A força-tarefa teve como foco um contrato firmado pelo Instituto Conhecer Brasil (ICB), ONG administrada por Karina, com a Prefeitura de São Paulo. Segundo as investigações, há suspeitas de fraude e desvio de recursos públicos relacionados ao acordo.
Durante a operação, foram cumpridos mandados de busca em dois endereços ligados a Karina. Também foram realizadas buscas nas sedes do Instituto Conhecer Brasil e da Go Up Entertainment, produtora responsável pelo filme Dark Horse.
A informação sobre a autorização para o acesso da PF aos dados da operação foi inicialmente divulgada pelo jornal O Globo, na coluna de Bela Megale, e posteriormente confirmada pelo Metrópoles. O processo tramita sob sigilo.
No mês passado, Flávio Dino autorizou a Polícia Federal a investigar o repasse de emendas parlamentares a empresas vinculadas à produtora do filme.
Dino é o relator, no STF, da investigação que apura suspeitas de envio de emendas parlamentares à produtora de Dark Horse. O ministro também concentra a relatoria de uma série de processos que investigam possíveis irregularidades em repasses de emendas parlamentares destinados a empresas, entidades e organizações não governamentais.

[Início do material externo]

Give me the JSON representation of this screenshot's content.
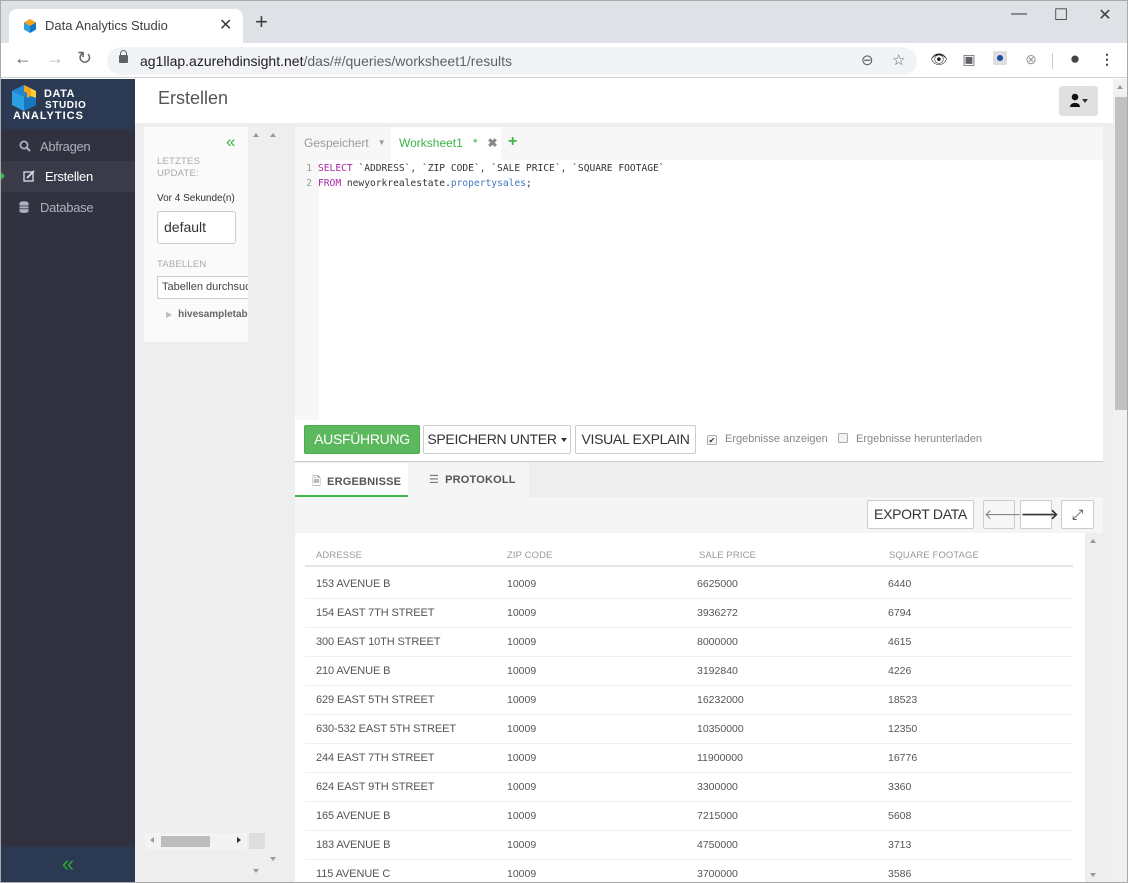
{
  "browser": {
    "tab_title": "Data Analytics Studio",
    "url_host": "ag1llap.azurehdinsight.net",
    "url_path": "/das/#/queries/worksheet1/results"
  },
  "brand": {
    "line1": "DATA",
    "line2": "STUDIO",
    "line3": "ANALYTICS",
    "accent": "#3cb44a"
  },
  "sidebar": {
    "items": [
      {
        "label": "Abfragen",
        "icon": "search-icon"
      },
      {
        "label": "Erstellen",
        "icon": "edit-icon",
        "active": true
      },
      {
        "label": "Database",
        "icon": "database-icon"
      }
    ]
  },
  "header": {
    "title": "Erstellen"
  },
  "dbpanel": {
    "last_update_label_1": "LETZTES",
    "last_update_label_2": "UPDATE:",
    "last_update_value": "Vor 4 Sekunde(n)",
    "database": "default",
    "tables_label": "TABELLEN",
    "tables_search_placeholder": "Tabellen durchsuchen",
    "tables": [
      "hivesampletable"
    ]
  },
  "editor": {
    "tabs": {
      "saved": "Gespeichert",
      "worksheet": "Worksheet1",
      "modified_marker": "*"
    },
    "lines": [
      {
        "n": "1",
        "kw": "SELECT",
        "rest": " `ADDRESS`, `ZIP CODE`, `SALE PRICE`, `SQUARE FOOTAGE`"
      },
      {
        "n": "2",
        "kw": "FROM",
        "db": " newyorkrealestate.",
        "tbl": "propertysales",
        "end": ";"
      }
    ]
  },
  "actions": {
    "run": "AUSFÜHRUNG",
    "save_as": "SPEICHERN UNTER",
    "visual_explain": "VISUAL EXPLAIN",
    "show_results": {
      "label": "Ergebnisse anzeigen",
      "checked": true
    },
    "download_results": {
      "label": "Ergebnisse herunterladen",
      "checked": false
    }
  },
  "results": {
    "tabs": [
      "ERGEBNISSE",
      "PROTOKOLL"
    ],
    "active_tab": "ERGEBNISSE",
    "export_label": "EXPORT DATA",
    "columns": [
      "ADRESSE",
      "ZIP CODE",
      "SALE PRICE",
      "SQUARE FOOTAGE"
    ],
    "rows": [
      [
        "153 AVENUE B",
        "10009",
        "6625000",
        "6440"
      ],
      [
        "154 EAST 7TH STREET",
        "10009",
        "3936272",
        "6794"
      ],
      [
        "300 EAST 10TH STREET",
        "10009",
        "8000000",
        "4615"
      ],
      [
        "210 AVENUE B",
        "10009",
        "3192840",
        "4226"
      ],
      [
        "629 EAST 5TH STREET",
        "10009",
        "16232000",
        "18523"
      ],
      [
        "630-532 EAST 5TH STREET",
        "10009",
        "10350000",
        "12350"
      ],
      [
        "244 EAST 7TH STREET",
        "10009",
        "11900000",
        "16776"
      ],
      [
        "624 EAST 9TH STREET",
        "10009",
        "3300000",
        "3360"
      ],
      [
        "165 AVENUE B",
        "10009",
        "7215000",
        "5608"
      ],
      [
        "183 AVENUE B",
        "10009",
        "4750000",
        "3713"
      ],
      [
        "115 AVENUE C",
        "10009",
        "3700000",
        "3586"
      ]
    ]
  }
}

Em maio, o deputado federal Mario Frias (PL-RJ) respondeu a questionamentos apresentados por Dino sobre suspeitas de destinação de emendas parlamentares ao Instituto Conhecer Brasil, organização ligada à produção do filme. Segundo denúncia analisada pelo STF, o parlamentar teria destinado R$ 2 milhões à ONG.
A empresa e o filme passaram a ser alvo da atenção da Polícia Federal e do STF após a revelação de que receberam aportes de Daniel Vorcaro, proprietário do Banco Master. Vorcaro está preso desde março por suspeita de fraude financeira.

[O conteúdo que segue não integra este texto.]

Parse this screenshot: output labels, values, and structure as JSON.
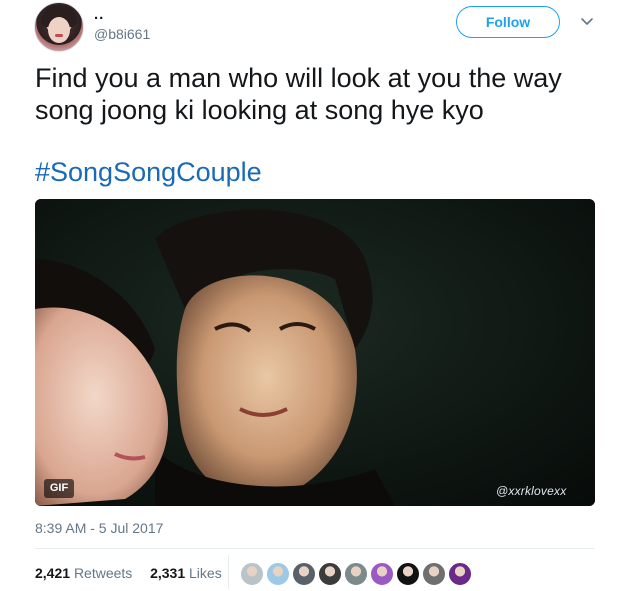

Além de administrar o Instituto Conhecer Brasil, Karina é proprietária da Go Up Entertainment, responsável pela produção de Dark Horse, obra que conta parte da biografia de Jair Bolsonaro.
No mês passado, o senador Flávio Bolsonaro (PL-RJ), candidato à Presidência da República, pediu que o caso fosse redistribuído para o ministro André Mendonça. O argumento apresentado foi de que Mendonça é responsável por outra investigação relacionada ao financiamento de R$ 61 milhões de Daniel Vorcaro.